Five things Friday roundup: springtime reflections

African man wearing white chef's hat scooping ice cream into a bowl. Peace Mennonite Church homemade ice cream booth. — Leann Augsburger

1. Homemade Ice Cream.

Our booth will serve a couple hundred dishes of vanilla this Saturday, May 20,  at the Southern California MCC Festival and Relief Sale. The long row of food booths draws people into queues of people tearing apart their tickets, hugging each other and talking in Spanish, Nigerian, French, Indonesian, Californian and blends of the above. Inside the gym, the silent auction is not silent, it is a place to meet, and in the distance the song of the auctioneer selling quilts and other desirables provides background. We are outside the fence most of the day, adding ice and salt to the four White Mountain freezers and listening for them to slow and signal that they are turning dense.  This, perhaps, is the most unifying conference event.  We find each other over shared pupusas, tacos, plantains, burgers, coffee, strawberry pie. funnel cakes, burritos and Menno-wurst. Did I mention our double vanilla with hot fudge topping?

2. Mother’s Day.

For some, the observance is always bittersweet. There is the sweetness of a special day to remember the parent who mothered us, the spouse who mothered our children, and the children that made us mothers, but for many, it is not an easy day. Who does not have friends for whom this day is a reminder of intense pain? It may dare us to face the tragedies of broken relationships, of missing children, of those taken by death. It may remind us of abusive, of abandoning or of unavailable parents. The day can be lonely and hurtful unless someone remembers and throws an arm around the shoulders, sends a note, or makes a call. Some churches hold a service of remembrance as healing for those who are still letting go (does it ever end?) of the past. It’s not too late to remember what the day may have cost for those you love. They will get it.

3. “Blessed are the rich, for they now own the Earth.”
“Blessed are the rich, for they now own the Earth” (apologies to Jesus). This is a topic we too rarely, if ever truly,  talk about. Add to your reading list the much lauded book  Poverty, by America by Princeton sociologist Matthew Desmond, who declares that the war on poverty is over and the rich won. We have devised our ways for the wealthy to exploit the masses and promote unending poverty. Desmond contrasts the American way of benefiting the rich as compared with other systems elsewhere in the world.  The book is not only worth thinking and conversing about with your peers; it invites you to ask what Jesus truly meant when he said, “The poor you will always have with you.” He could be the master of irony. 
4. Organ Recital.
Have you noted what we note? As our peers gather, regardless of the event or its scheduled agenda, before it begins, someone offers or asks for an update on health, medical appointments, personal crises, and the all-important roster of aches and pains. At Pilgrim Place, the ecumenical retirement home in Claremont Village, Calif.,  some wag calls this an Organ Recital. (Pause here for your chuckle.) For some, it is the necessary prelude before any thing else can claim our attention. For others, it is the main event. The fugue-like character of developing themes is surprising, indeed remarkable. There are events that can, do and should take precedence when we meet, but not all that passes for a common concern is always of common interest. So before I pull out the stops and tread the pedals . . . oh, did I mention I saw my doctor today?
5. It is Strawberry time.
We do not  forget to first toss them in a teaspoon of red wine vinegar, a couple tablespoons of sugar and a good dusting of finely ground black pepper, right? We do not forget to call them Milton’s Berries. On a visit to California by our late brother Dr. Milton Good and his wife, David’s sister Ann, we ended the day with a flat of berries from a field just down the road.

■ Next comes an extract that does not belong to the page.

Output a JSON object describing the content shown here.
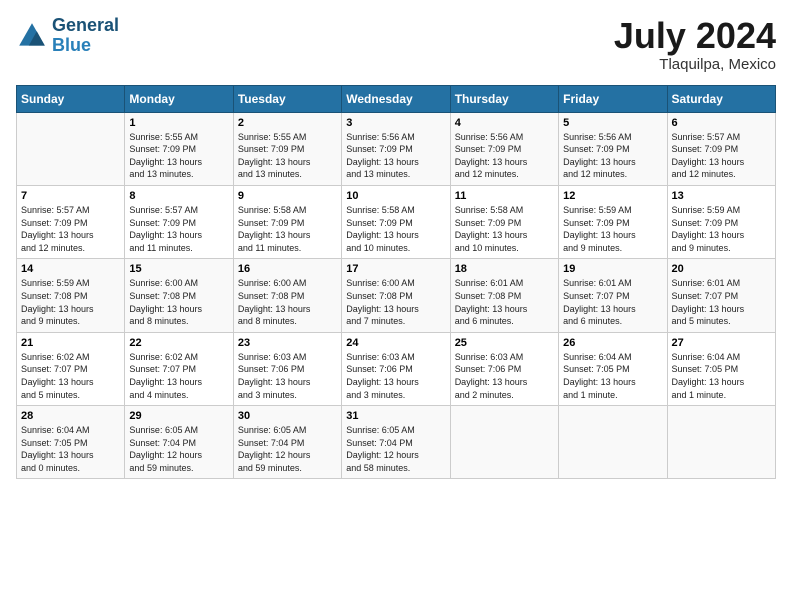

“I will do them the French way, with a sugar vinegrette and black pepper to enhance the flavor and the umami,” I announce.

“Oh no, you won’t,” Milton protested. “My bowl will have only sugar.”

So we served two bowls of sliced berries, but upon hearing his wife’s exclamations, he reached over and took a spoonful of hers, and then a second. Then he rose to his 6-feet, 4-inch height and picked up his serving bowl. “Come, show me what you did.” In a few minutes, we were all praising French cuisine. Of the hundred ways Milton lives on in our lives, isn’t it the spring berries that invariably bring him to our table? We do not truly lose those we love; we find a place for them in our souls that nothing can take away.